List<Object> appendData = Arrays.asList("julia", "eee", "grand mother", new Integer(70)); 
spark.createDataFrame(appendData, Object.class).write().mode(SaveMode.Append).jdbc(connectionProperties.getProperty("url"), "family", connectionProperties);

But the above line throws the following exception

java.sql.BatchUpdateException: Field 'EMP_ID' doesn't have a default value
    at sun.reflect.NativeConstructorAccessorImpl.newInstance0(Native Method)
    at sun.reflect.NativeConstructorAccessorImpl.newInstance(NativeConstructorAccessorImpl.java:62)
    at sun.reflect.DelegatingConstructorAccessorImpl.newInstance(DelegatingConstructorAccessorImpl.java:45)
    at java.lang.reflect.Constructor.newInstance(Constructor.java:423)
    at com.mysql.jdbc.Util.handleNewInstance(Util.java:425)
    at com.mysql.jdbc.Util.getInstance(Util.java:408)
    at com.mysql.jdbc.SQLError.createBatchUpdateException(SQLError.java:1163)
    at com.mysql.jdbc.PreparedStatement.executeBatchSerially(PreparedStatement.java:1778)
    at com.mysql.jdbc.PreparedStatement.executeBatchInternal(PreparedStatement.java:1262)
    at com.mysql.jdbc.StatementImpl.executeBatch(StatementImpl.java:970)
    at org.apache.spark.sql.execution.datasources.jdbc.JdbcUtils$.savePartition(JdbcUtils.scala:641)
    at org.apache.spark.sql.execution.datasources.jdbc.JdbcUtils$anonfun$saveTable$1.apply(JdbcUtils.scala:782)

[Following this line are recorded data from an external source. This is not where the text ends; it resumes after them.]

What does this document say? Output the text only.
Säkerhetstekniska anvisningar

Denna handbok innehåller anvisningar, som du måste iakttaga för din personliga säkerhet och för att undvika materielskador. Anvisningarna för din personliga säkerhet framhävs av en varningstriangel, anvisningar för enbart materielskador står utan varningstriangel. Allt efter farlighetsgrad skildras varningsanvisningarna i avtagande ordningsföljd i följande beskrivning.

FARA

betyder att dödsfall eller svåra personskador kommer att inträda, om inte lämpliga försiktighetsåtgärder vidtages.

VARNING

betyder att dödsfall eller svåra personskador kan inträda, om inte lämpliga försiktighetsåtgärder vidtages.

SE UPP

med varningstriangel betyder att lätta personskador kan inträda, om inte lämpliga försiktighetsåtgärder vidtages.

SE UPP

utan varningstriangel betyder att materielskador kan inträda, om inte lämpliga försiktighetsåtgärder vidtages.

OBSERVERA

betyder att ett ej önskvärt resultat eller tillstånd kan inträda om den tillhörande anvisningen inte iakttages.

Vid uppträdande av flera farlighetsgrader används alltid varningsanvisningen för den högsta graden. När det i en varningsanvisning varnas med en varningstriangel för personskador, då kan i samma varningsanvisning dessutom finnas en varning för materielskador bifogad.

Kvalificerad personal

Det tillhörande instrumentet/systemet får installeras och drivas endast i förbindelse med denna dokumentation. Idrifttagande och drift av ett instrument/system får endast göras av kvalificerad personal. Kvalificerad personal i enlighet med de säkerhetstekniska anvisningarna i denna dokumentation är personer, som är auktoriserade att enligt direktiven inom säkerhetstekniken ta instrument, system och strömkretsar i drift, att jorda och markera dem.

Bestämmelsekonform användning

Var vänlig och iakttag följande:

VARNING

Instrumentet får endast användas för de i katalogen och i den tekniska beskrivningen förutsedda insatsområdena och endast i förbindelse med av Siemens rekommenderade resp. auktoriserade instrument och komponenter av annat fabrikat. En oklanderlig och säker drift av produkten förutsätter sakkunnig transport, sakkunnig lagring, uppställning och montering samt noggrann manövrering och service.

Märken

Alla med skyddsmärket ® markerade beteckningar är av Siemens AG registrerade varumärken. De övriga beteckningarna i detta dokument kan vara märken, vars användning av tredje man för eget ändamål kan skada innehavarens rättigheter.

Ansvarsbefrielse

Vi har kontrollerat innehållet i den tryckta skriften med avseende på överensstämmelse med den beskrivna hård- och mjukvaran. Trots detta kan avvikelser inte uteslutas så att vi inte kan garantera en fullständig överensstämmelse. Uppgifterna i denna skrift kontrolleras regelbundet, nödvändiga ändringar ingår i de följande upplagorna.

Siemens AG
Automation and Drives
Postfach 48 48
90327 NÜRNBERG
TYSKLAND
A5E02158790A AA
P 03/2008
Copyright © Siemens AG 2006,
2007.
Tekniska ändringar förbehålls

    at org.apache.spark.sql.execution.datasources.jdbc.JdbcUtils$anonfun$saveTable$1.apply(JdbcUtils.scala:782)
    at org.apache.spark.rdd.RDD$anonfun$foreachPartition$1$anonfun$apply$29.apply(RDD.scala:926)

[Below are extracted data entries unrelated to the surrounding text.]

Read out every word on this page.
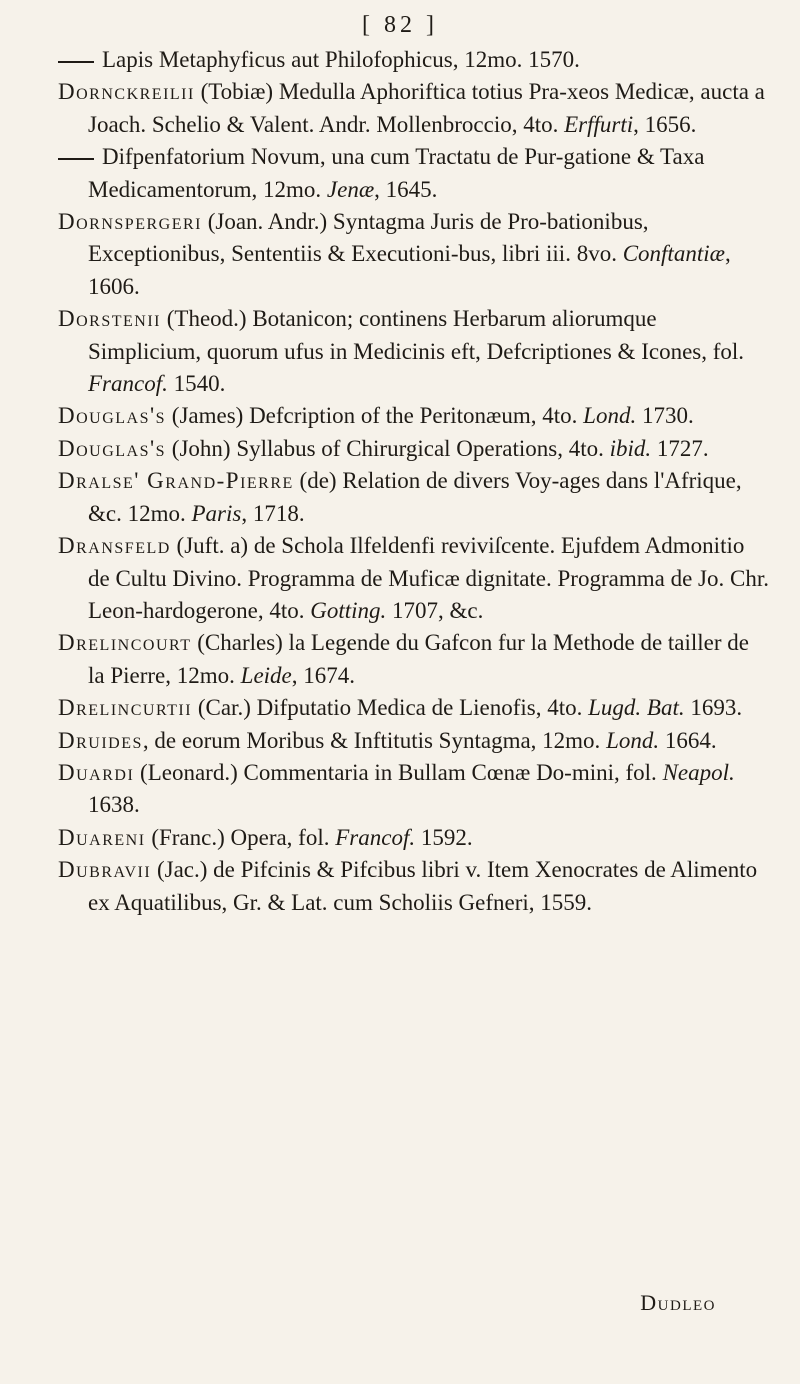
[ 82 ]

Lapis Metaphyficus aut Philofophicus, 12mo. 1570.

Dornckreilii (Tobiæ) Medulla Aphoriftica totius Pra-xeos Medicæ, aucta a Joach. Schelio & Valent. Andr. Mollenbroccio, 4to. Erffurti, 1656.

Difpenfatorium Novum, una cum Tractatu de Pur-gatione & Taxa Medicamentorum, 12mo. Jenæ, 1645.

Dornspergeri (Joan. Andr.) Syntagma Juris de Pro-bationibus, Exceptionibus, Sententiis & Executioni-bus, libri iii. 8vo. Conftantiæ, 1606.

Dorstenii (Theod.) Botanicon; continens Herbarum aliorumque Simplicium, quorum ufus in Medicinis eft, Defcriptiones & Icones, fol. Francof. 1540.

Douglas's (James) Defcription of the Peritonæum, 4to. Lond. 1730.

Douglas's (John) Syllabus of Chirurgical Operations, 4to. ibid. 1727.

Dralse' Grand-Pierre (de) Relation de divers Voy-ages dans l'Afrique, &c. 12mo. Paris, 1718.

Dransfeld (Juft. a) de Schola Ilfeldenfi reviviſcente. Ejufdem Admonitio de Cultu Divino. Programma de Muficæ dignitate. Programma de Jo. Chr. Leon-hardogerone, 4to. Gotting. 1707, &c.

Drelincourt (Charles) la Legende du Gafcon fur la Methode de tailler de la Pierre, 12mo. Leide, 1674.

Drelincurtii (Car.) Difputatio Medica de Lienofis, 4to. Lugd. Bat. 1693.

Druides, de eorum Moribus & Inftitutis Syntagma, 12mo. Lond. 1664.

Duardi (Leonard.) Commentaria in Bullam Cœnæ Do-mini, fol. Neapol. 1638.

Duareni (Franc.) Opera, fol. Francof. 1592.

Dubravii (Jac.) de Pifcinis & Pifcibus libri v. Item Xenocrates de Alimento ex Aquatilibus, Gr. & Lat. cum Scholiis Gefneri, 1559.

Dudleo
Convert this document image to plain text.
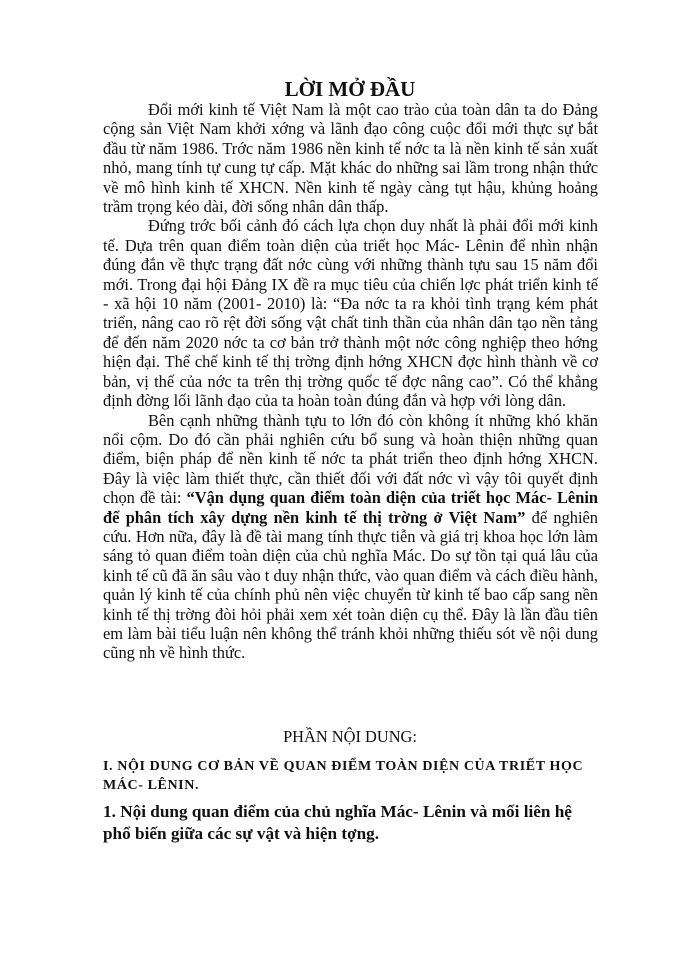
LỜI MỞ ĐẦU

Đổi mới kinh tế Việt Nam là một cao trào của toàn dân ta do Đảng cộng sản Việt Nam khởi xớng và lãnh đạo công cuộc đổi mới thực sự bắt đầu từ năm 1986. Trớc năm 1986 nền kinh tế nớc ta là nền kinh tế sản xuất nhỏ, mang tính tự cung tự cấp. Mặt khác do những sai lầm trong nhận thức về mô hình kinh tế XHCN. Nền kinh tế ngày càng tụt hậu, khủng hoảng trầm trọng kéo dài, đời sống nhân dân thấp.

Đứng trớc bối cảnh đó cách lựa chọn duy nhất là phải đổi mới kinh tế. Dựa trên quan điểm toàn diện của triết học Mác- Lênin để nhìn nhận đúng đắn về thực trạng đất nớc cùng với những thành tựu sau 15 năm đổi mới. Trong đại hội Đảng IX đề ra mục tiêu của chiến lợc phát triển kinh tế - xã hội 10 năm (2001- 2010) là: “Đa nớc ta ra khỏi tình trạng kém phát triển, nâng cao rõ rệt đời sống vật chất tinh thần của nhân dân tạo nền tảng để đến năm 2020 nớc ta cơ bản trở thành một nớc công nghiệp theo hớng hiện đại. Thể chế kinh tế thị trờng định hớng XHCN đợc hình thành về cơ bản, vị thế của nớc ta trên thị trờng quốc tế đợc nâng cao”. Có thể khẳng định đờng lối lãnh đạo của ta hoàn toàn đúng đắn và hợp với lòng dân.

Bên cạnh những thành tựu to lớn đó còn không ít những khó khăn nổi cộm. Do đó cần phải nghiên cứu bổ sung và hoàn thiện những quan điểm, biện pháp để nền kinh tế nớc ta phát triển theo định hớng XHCN. Đây là việc làm thiết thực, cần thiết đối với đất nớc vì vậy tôi quyết định chọn đề tài: “Vận dụng quan điểm toàn diện của triết học Mác- Lênin để phân tích xây dựng nền kinh tế thị trờng ở Việt Nam” để nghiên cứu. Hơn nữa, đây là đề tài mang tính thực tiễn và giá trị khoa học lớn làm sáng tỏ quan điểm toàn diện của chủ nghĩa Mác. Do sự tồn tại quá lâu của kinh tế cũ đã ăn sâu vào t duy nhận thức, vào quan điểm và cách điều hành, quản lý kinh tế của chính phủ nên việc chuyển từ kinh tế bao cấp sang nền kinh tế thị trờng đòi hỏi phải xem xét toàn diện cụ thể. Đây là lần đầu tiên em làm bài tiểu luận nên không thể tránh khỏi những thiếu sót về nội dung cũng nh về hình thức.

PHẦN NỘI DUNG:
I. NỘI DUNG CƠ BẢN VỀ QUAN ĐIỂM TOÀN DIỆN CỦA TRIẾT HỌC MÁC- LÊNIN.
1. Nội dung quan điểm của chủ nghĩa Mác- Lênin và mối liên hệ phổ biến giữa các sự vật và hiện tợng.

    at org.apache.spark.rdd.RDD$anonfun$foreachPartition$1$anonfun$apply$29.apply(RDD.scala:926)
    at org.apache.spark.SparkContext$anonfun$runJob$5.apply(SparkContext.scala:2062)

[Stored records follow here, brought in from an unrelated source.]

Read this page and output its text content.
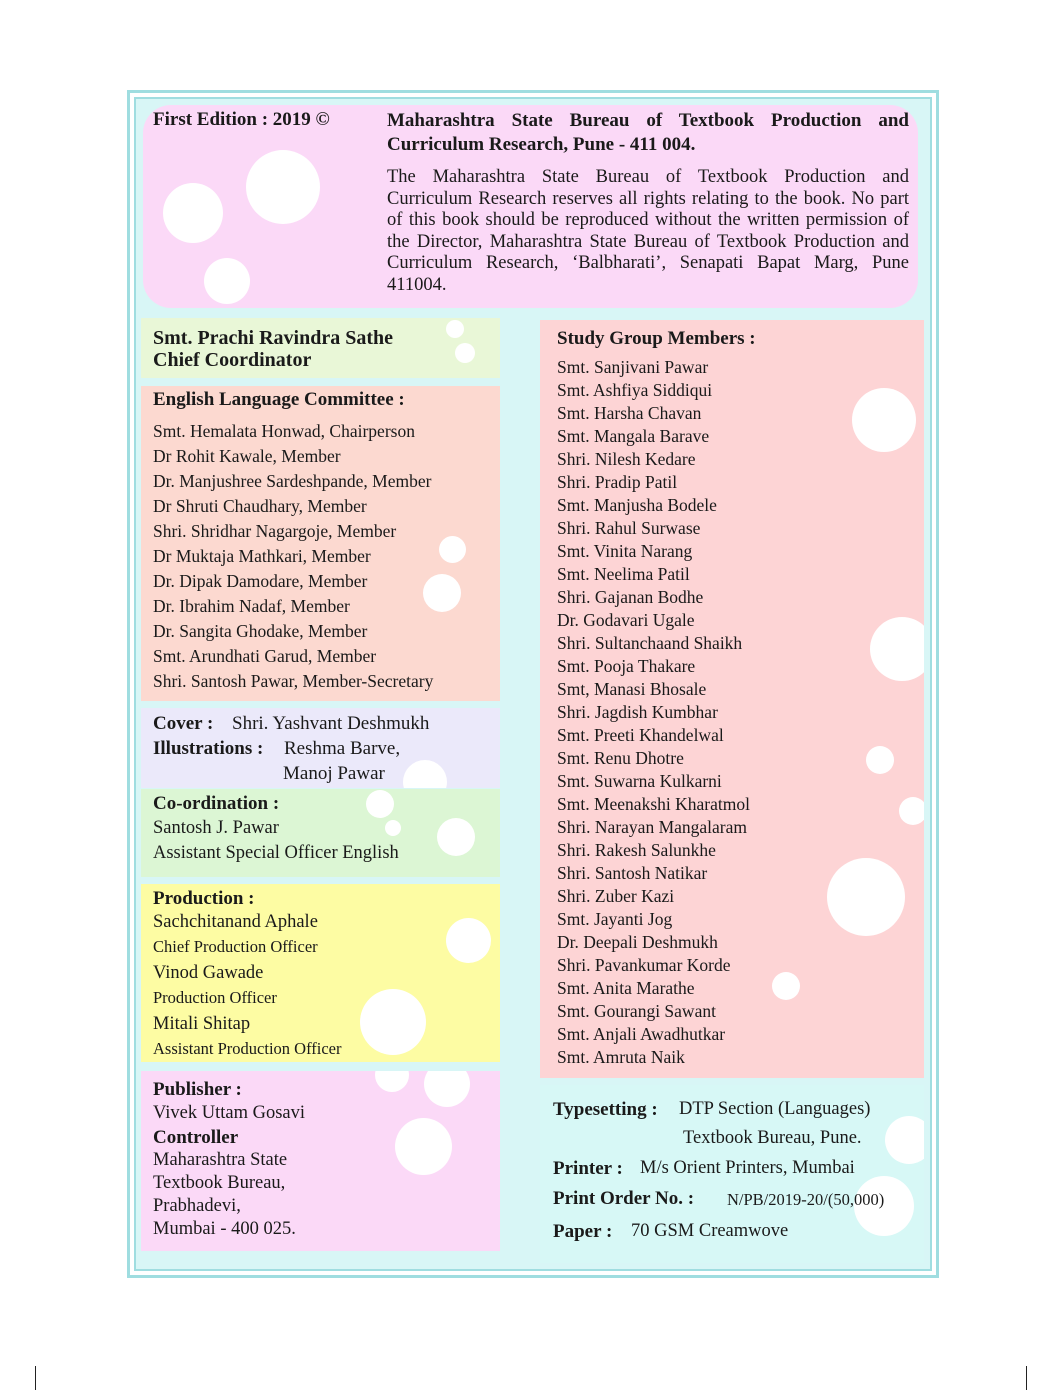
First Edition : 2019 ©	Maharashtra State Bureau of Textbook Production and Curriculum Research, Pune - 411 004.
The Maharashtra State Bureau of Textbook Production and Curriculum Research reserves all rights relating to the book. No part of this book should be reproduced without the written permission of the Director, Maharashtra State Bureau of Textbook Production and Curriculum Research, ‘Balbharati’, Senapati Bapat Marg, Pune 411004.
Smt. Prachi Ravindra Sathe
Chief Coordinator
English Language Committee :
Smt. Hemalata Honwad, Chairperson
Dr Rohit Kawale, Member
Dr. Manjushree Sardeshpande, Member
Dr Shruti Chaudhary, Member
Shri. Shridhar Nagargoje, Member
Dr Muktaja Mathkari, Member
Dr. Dipak Damodare, Member
Dr. Ibrahim Nadaf, Member
Dr. Sangita Ghodake, Member
Smt. Arundhati Garud, Member
Shri. Santosh Pawar, Member-Secretary
Cover : Shri. Yashvant Deshmukh
Illustrations : Reshma Barve,
Manoj Pawar
Co-ordination :
Santosh J. Pawar
Assistant Special Officer English
Production :
Sachchitanand Aphale
Chief Production Officer
Vinod Gawade
Production Officer
Mitali Shitap
Assistant Production Officer
Publisher :
Vivek Uttam Gosavi
Controller
Maharashtra State
Textbook Bureau,
Prabhadevi,
Mumbai - 400 025.
Study Group Members :
Smt. Sanjivani Pawar
Smt. Ashfiya Siddiqui
Smt. Harsha Chavan
Smt. Mangala Barave
Shri. Nilesh Kedare
Shri. Pradip Patil
Smt. Manjusha Bodele
Shri. Rahul Surwase
Smt. Vinita Narang
Smt. Neelima Patil
Shri. Gajanan Bodhe
Dr. Godavari Ugale
Shri. Sultanchaand Shaikh
Smt. Pooja Thakare
Smt, Manasi Bhosale
Shri. Jagdish Kumbhar
Smt. Preeti Khandelwal
Smt. Renu Dhotre
Smt. Suwarna Kulkarni
Smt. Meenakshi Kharatmol
Shri. Narayan Mangalaram
Shri. Rakesh Salunkhe
Shri. Santosh Natikar
Shri. Zuber Kazi
Smt. Jayanti Jog
Dr. Deepali Deshmukh
Shri. Pavankumar Korde
Smt. Anita Marathe
Smt. Gourangi Sawant
Smt. Anjali Awadhutkar
Smt. Amruta Naik
Typesetting : DTP Section (Languages)
Textbook Bureau, Pune.
Printer : M/s Orient Printers, Mumbai
Print Order No. : N/PB/2019-20/(50,000)
Paper : 70 GSM Creamwove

    at org.apache.spark.SparkContext$anonfun$runJob$5.apply(SparkContext.scala:2062)
    at org.apache.spark.scheduler.ResultTask.runTask(ResultTask.scala:87)
    at org.apache.spark.scheduler.Task.run(Task.scala:108)
    at org.apache.spark.executor.Executor$TaskRunner.run(Executor.scala:335)
    at java.util.concurrent.ThreadPoolExecutor.runWorker(ThreadPoolExecutor.java:1149)
    at java.util.concurrent.ThreadPoolExecutor$Worker.run(ThreadPoolExecutor.java:624)
    at java.lang.Thread.run(Thread.java:748)
Caused by: java.sql.SQLException: Field 'EMP_ID' doesn't have a default value
    at com.mysql.jdbc.SQLError.createSQLException(SQLError.java:965)
    at com.mysql.jdbc.MysqlIO.checkErrorPacket(MysqlIO.java:3973)
    at com.mysql.jdbc.MysqlIO.checkErrorPacket(MysqlIO.java:3909)
    at com.mysql.jdbc.MysqlIO.sendCommand(MysqlIO.java:2527)
    at com.mysql.jdbc.MysqlIO.sqlQueryDirect(MysqlIO.java:2680)
    at com.mysql.jdbc.ConnectionImpl.execSQL(ConnectionImpl.java:2484)
    at com.mysql.jdbc.PreparedStatement.executeInternal(PreparedStatement.java:1858)
    at com.mysql.jdbc.PreparedStatement.executeUpdateInternal(PreparedStatement.java:2079)
    at com.mysql.jdbc.PreparedStatement.executeBatchSerially(PreparedStatement.java:1756)
    ... 15 more

I try not to use StructField interface because DataTypes of column is simple. Am I wrong? If i am, pls, inform me of your advice. Your any reply will be deeply appreciated. Best regards.